Interview mit "Monitor"-Chef Georg Restle: „Politiker gehen lieber in Talkshows“

Das Polit-Magazin „Monitor“ wird 50: Magazinchef Georg Restle über Journalismus, Spindoktoren und die „heute-show“.

Herr Restle, war früher alles besser?
Bei „Monitor“? Nein. Wir sind heute zum Beispiel in der Themenauswahl politisch viel breiter und auch viel globaler aufgestellt als früher.

Aber fehlen nicht Typen wie Franz Josef Strauß, an denen man sich abarbeiten konnte?

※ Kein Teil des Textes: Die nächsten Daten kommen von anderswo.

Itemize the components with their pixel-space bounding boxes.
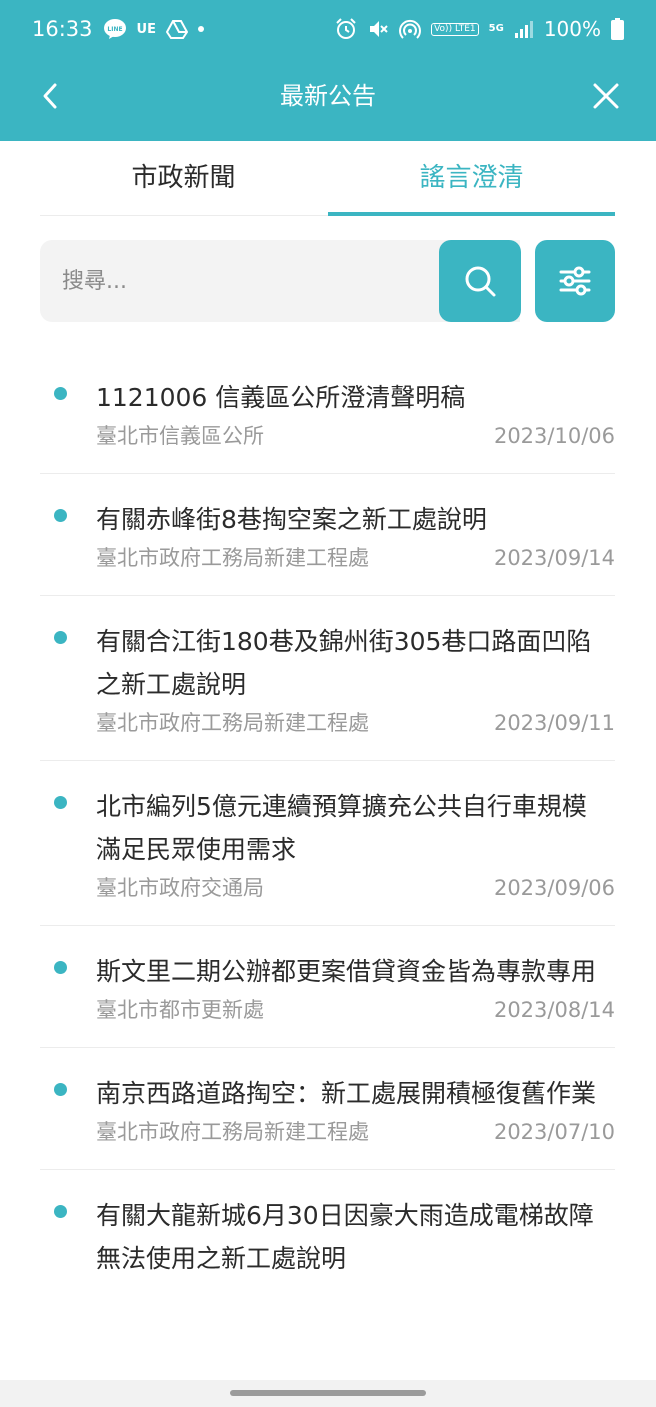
item-date: 2023/10/06 [493,424,615,448]
search-button[interactable] [439,240,521,322]
system-nav-bar [0,1380,656,1407]
home-gesture-handle[interactable] [230,1390,426,1396]
item-meta: 臺北市信義區公所 2023/10/06 [96,421,615,451]
status-bar: 16:33 LINE UE Vo)) LTE1 5G 100% [0,0,656,58]
bullet-dot-icon [54,509,67,522]
item-date: 2023/08/14 [493,998,615,1022]
announcement-list: 1121006 信義區公所澄清聲明稿 臺北市信義區公所 2023/10/06 有… [40,352,615,1302]
close-button[interactable] [586,76,626,116]
bullet-dot-icon [54,387,67,400]
item-title: 有關合江街180巷及錦州街305巷口路面凹陷之新工處說明 [96,627,592,699]
item-title: 斯文里二期公辦都更案借貸資金皆為專款專用 [96,957,597,986]
search-icon [465,266,496,297]
list-item[interactable]: 斯文里二期公辦都更案借貸資金皆為專款專用 臺北市都市更新處 2023/08/14 [40,926,615,1048]
status-time: 16:33 [32,17,93,41]
volte-icon: Vo)) LTE1 [431,22,479,36]
item-date: 2023/07/10 [493,1120,615,1144]
bullet-dot-icon [54,1083,67,1096]
network-5g-icon: 5G [488,23,504,34]
search-row [40,240,615,322]
list-item[interactable]: 有關大龍新城6月30日因豪大雨造成電梯故障無法使用之新工處說明 [40,1170,615,1302]
list-item[interactable]: 北市編列5億元連續預算擴充公共自行車規模 滿足民眾使用需求 臺北市政府交通局 2… [40,761,615,926]
item-date: 2023/09/14 [493,546,615,570]
chevron-left-icon [43,83,57,109]
item-source: 臺北市政府交通局 [96,876,264,900]
item-date: 2023/09/06 [493,876,615,900]
mute-icon [367,18,389,40]
item-source: 臺北市信義區公所 [96,424,264,448]
drive-icon [165,19,188,39]
item-date: 2023/09/11 [493,711,615,735]
item-title: 有關赤峰街8巷掏空案之新工處說明 [96,505,487,534]
filter-button[interactable] [535,240,615,322]
item-source: 臺北市都市更新處 [96,998,264,1022]
hotspot-icon [399,18,422,40]
item-meta: 臺北市都市更新處 2023/08/14 [96,995,615,1025]
item-title: 有關大龍新城6月30日因豪大雨造成電梯故障無法使用之新工處說明 [96,1201,594,1273]
status-left: 16:33 LINE UE [32,17,204,41]
filter-sliders-icon [559,266,591,296]
signal-icon [514,19,534,39]
item-title: 1121006 信義區公所澄清聲明稿 [96,383,466,412]
page-title: 最新公告 [280,82,376,110]
line-icon-text: LINE [107,26,122,33]
status-right: Vo)) LTE1 5G 100% [335,17,624,41]
item-source: 臺北市政府工務局新建工程處 [96,711,369,735]
more-notifications-dot-icon [197,26,204,32]
item-meta: 臺北市政府交通局 2023/09/06 [96,873,615,903]
bullet-dot-icon [54,631,67,644]
list-item[interactable]: 1121006 信義區公所澄清聲明稿 臺北市信義區公所 2023/10/06 [40,352,615,474]
app-header: 16:33 LINE UE Vo)) LTE1 5G 100% 最新公告 [0,0,656,141]
list-item[interactable]: 有關赤峰街8巷掏空案之新工處說明 臺北市政府工務局新建工程處 2023/09/1… [40,474,615,596]
item-meta: 臺北市政府工務局新建工程處 2023/09/14 [96,543,615,573]
item-meta: 臺北市政府工務局新建工程處 2023/07/10 [96,1117,615,1147]
line-app-icon: LINE [103,18,127,40]
tab-bar: 市政新聞 謠言澄清 [40,141,615,216]
ue-notification-icon: UE [136,21,156,37]
title-bar: 最新公告 [0,58,656,134]
bullet-dot-icon [54,1205,67,1218]
battery-icon [611,18,624,40]
item-source: 臺北市政府工務局新建工程處 [96,546,369,570]
item-title: 南京西路道路掏空：新工處展開積極復舊作業 [96,1079,597,1108]
bullet-dot-icon [54,961,67,974]
list-item[interactable]: 有關合江街180巷及錦州街305巷口路面凹陷之新工處說明 臺北市政府工務局新建工… [40,596,615,761]
bullet-dot-icon [54,796,67,809]
tab-city-news[interactable]: 市政新聞 [40,141,327,215]
item-title: 北市編列5億元連續預算擴充公共自行車規模 滿足民眾使用需求 [96,792,587,864]
tab-rumor-clarification[interactable]: 謠言澄清 [328,141,615,216]
close-icon [593,83,619,109]
search-input[interactable] [40,240,440,322]
alarm-icon [335,18,357,40]
list-item[interactable]: 南京西路道路掏空：新工處展開積極復舊作業 臺北市政府工務局新建工程處 2023/… [40,1048,615,1170]
item-source: 臺北市政府工務局新建工程處 [96,1120,369,1144]
battery-percent: 100% [543,17,601,41]
back-button[interactable] [30,76,70,116]
item-meta: 臺北市政府工務局新建工程處 2023/09/11 [96,708,615,738]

Es geht gar nicht nur um die Typen. Das Hauptproblem ist, dass Politiker heute fast nur noch versuchen, PR-Botschaften zu platzieren, und sich nicht mehr dem gesellschaftlichen Diskurs stellen. Politiker gehen bei uns nicht mehr ins Interview, sondern lieber in eine Talkshow. Sie erweisen damit der Demokratie einen Bärendienst, weil die Gleichförmigkeit der Botschaften am Ende ermüdet und dies bei breiten Schichten der Bevölkerung zur Abkehr von Politik führt.

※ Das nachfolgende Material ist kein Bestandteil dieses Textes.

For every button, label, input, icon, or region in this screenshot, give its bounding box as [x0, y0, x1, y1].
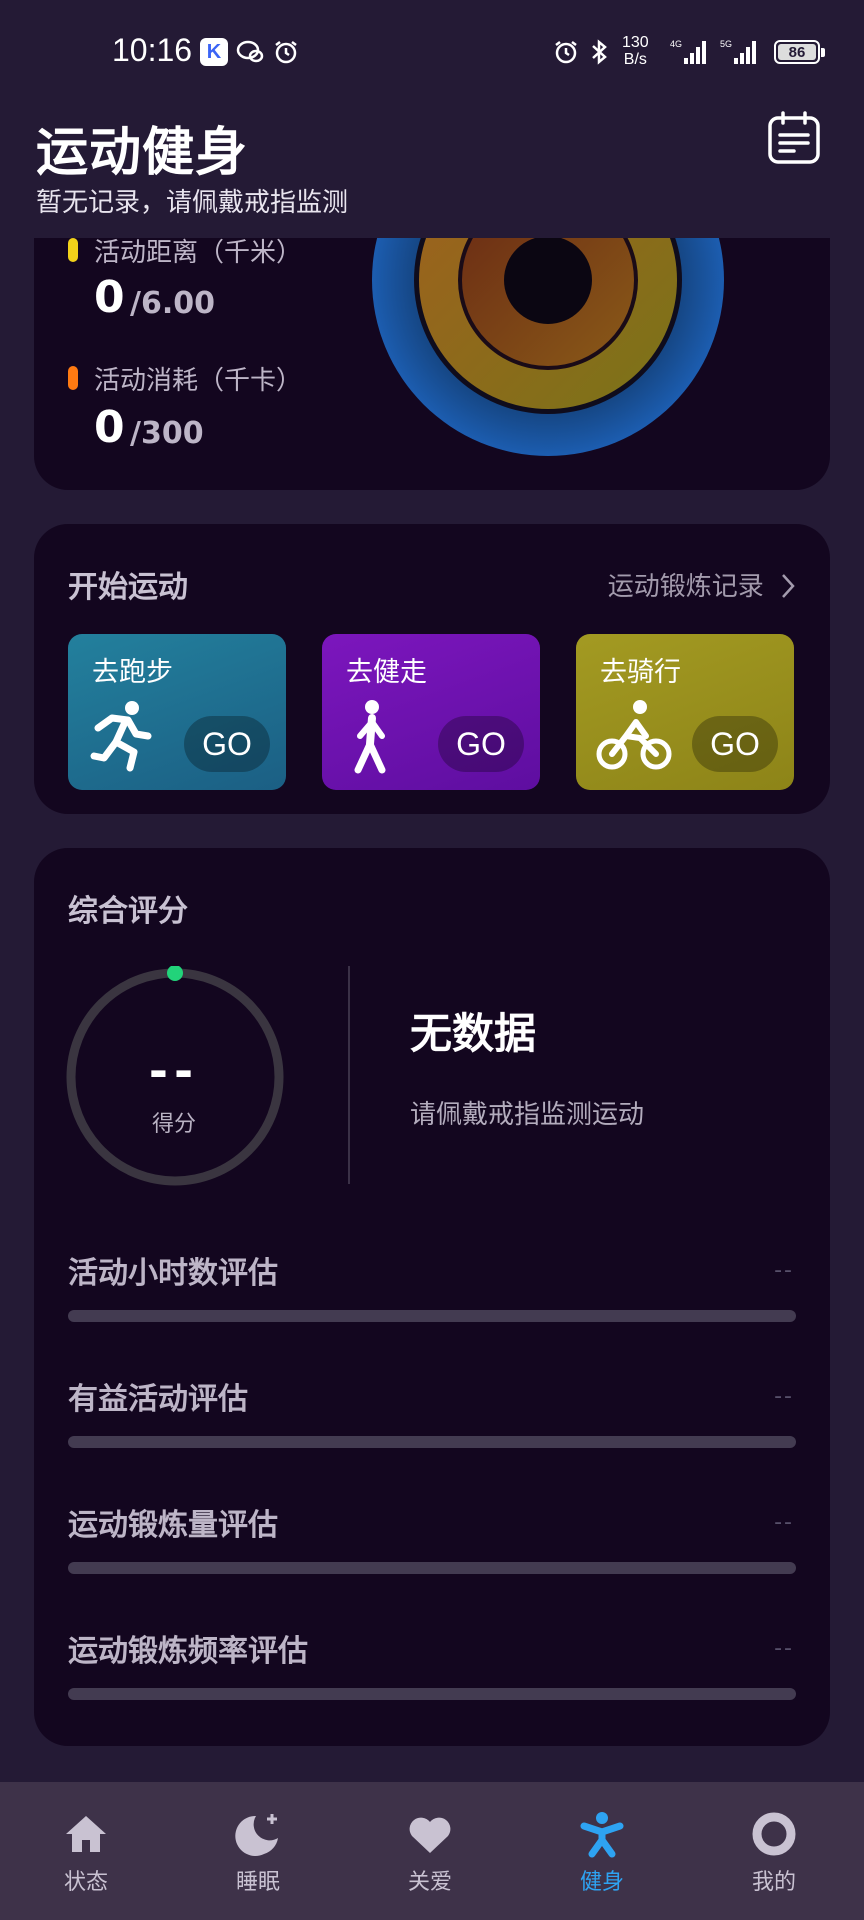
alarm-status-icon	[555, 41, 577, 64]
distance-color-marker	[68, 238, 78, 262]
nav-item-profile[interactable]: 我的	[688, 1782, 860, 1920]
eval-progress-bar	[68, 1562, 796, 1574]
network-speed: 130 B/s	[622, 34, 649, 68]
status-time: 10:16	[112, 32, 193, 68]
eval-value: --	[774, 1258, 794, 1283]
fitness-icon	[580, 1812, 624, 1858]
chat-bubble-icon	[236, 40, 264, 63]
calories-color-marker	[68, 366, 78, 390]
distance-value: 0	[94, 272, 125, 323]
overall-score-card: 综合评分 -- 得分 无数据 请佩戴戒指监测运动 活动小时数评估 -- 有益活动…	[34, 848, 830, 1746]
calories-label: 活动消耗（千卡）	[94, 366, 303, 396]
go-walking-button[interactable]: 去健走 GO	[322, 634, 540, 790]
activity-summary-card: 活动距离（千米） 0 /6.00 活动消耗（千卡） 0 /300	[34, 200, 830, 490]
eval-title: 运动锻炼频率评估	[68, 1634, 308, 1669]
score-label: 得分	[151, 1112, 196, 1137]
svg-text:4G: 4G	[670, 39, 682, 49]
score-hint: 请佩戴戒指监测运动	[410, 1100, 645, 1130]
eval-progress-bar	[68, 1688, 796, 1700]
svg-text:5G: 5G	[720, 39, 732, 49]
eval-title: 活动小时数评估	[68, 1256, 278, 1291]
bluetooth-icon	[592, 39, 607, 65]
score-ring-marker	[167, 966, 183, 981]
score-divider	[348, 966, 350, 1184]
go-walking-label[interactable]: GO	[438, 716, 524, 772]
start-exercise-card: 开始运动 运动锻炼记录 去跑步 GO 去健走 GO 去骑行 GO	[34, 524, 830, 814]
nav-item-care[interactable]: 关爱	[344, 1782, 516, 1920]
signal-4g-icon: 4G	[670, 39, 706, 64]
start-exercise-title: 开始运动	[68, 570, 188, 605]
go-cycling-label[interactable]: GO	[692, 716, 778, 772]
nav-item-fitness[interactable]: 健身	[516, 1782, 688, 1920]
activity-rings-chart	[372, 200, 724, 456]
calories-goal: /300	[130, 416, 204, 451]
app-notification-icon: K	[200, 38, 228, 66]
moon-icon	[235, 1814, 278, 1856]
eval-progress-bar	[68, 1310, 796, 1322]
eval-value: --	[774, 1510, 794, 1535]
eval-title: 有益活动评估	[68, 1382, 248, 1417]
eval-value: --	[774, 1636, 794, 1661]
calendar-icon[interactable]	[766, 110, 822, 166]
bottom-nav: 状态 睡眠 关爱 健身 我的	[0, 1782, 864, 1920]
cycling-icon	[596, 700, 672, 770]
nav-item-status[interactable]: 状态	[0, 1782, 172, 1920]
nav-item-sleep[interactable]: 睡眠	[172, 1782, 344, 1920]
go-running-button[interactable]: 去跑步 GO	[68, 634, 286, 790]
page-title: 运动健身	[36, 123, 249, 183]
heart-icon	[409, 1817, 451, 1853]
home-icon	[66, 1816, 106, 1852]
page-subtitle: 暂无记录，请佩戴戒指监测	[36, 188, 349, 218]
profile-icon	[752, 1812, 796, 1856]
eval-title: 运动锻炼量评估	[68, 1508, 278, 1543]
score-value: --	[148, 1044, 200, 1098]
chevron-right-icon	[782, 574, 795, 598]
eval-value: --	[774, 1384, 794, 1409]
overall-score-title: 综合评分	[68, 894, 188, 929]
go-running-label[interactable]: GO	[184, 716, 270, 772]
score-status: 无数据	[410, 1009, 537, 1058]
alarm-icon	[275, 41, 297, 64]
status-bar: 10:16 K 130 B/s 4G 5G 86	[0, 0, 864, 104]
exercise-records-link[interactable]: 运动锻炼记录	[608, 566, 796, 603]
distance-goal: /6.00	[130, 286, 215, 321]
calories-value: 0	[94, 402, 125, 453]
walking-icon	[354, 700, 386, 774]
battery-icon: 86	[774, 40, 825, 64]
page-header: 运动健身 暂无记录，请佩戴戒指监测	[0, 104, 864, 238]
signal-5g-icon: 5G	[720, 39, 756, 64]
go-cycling-button[interactable]: 去骑行 GO	[576, 634, 794, 790]
running-icon	[90, 701, 152, 772]
eval-progress-bar	[68, 1436, 796, 1448]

Kann es sein, dass sich Politiker heute mehr vor der „heute-show“ als vor „Monitor“ fürchten?

Nein, das glaube ich nicht. Die „heute-show“ betreibt keinen investigativen Journalismus, generiert keine eigenen Themen, sondern bedient sich bei uns. Wir liefern die Rohmasse. Und was wir aufdecken, spielt in der Politik dann doch eine große Rolle. Zum Beispiel der Atomdeal zwischen der hessischen Landesregierung und RWE, den wir dieses Jahr aufgedeckt haben. Das beschäftigt heute sehr intensiv einen Untersuchungsausschuss in Hessen und auch die Regierungskoalition in Berlin. Oder unser Beitrag über den alltäglichen Rassismus in deutschen Ausländerbehörden. Den hat sogar die „heute-show“ übernommen.

Täuscht der Eindruck, dass Ihr Team immer weiter fleißig aufdeckt, aber immer weniger Resonanz schafft?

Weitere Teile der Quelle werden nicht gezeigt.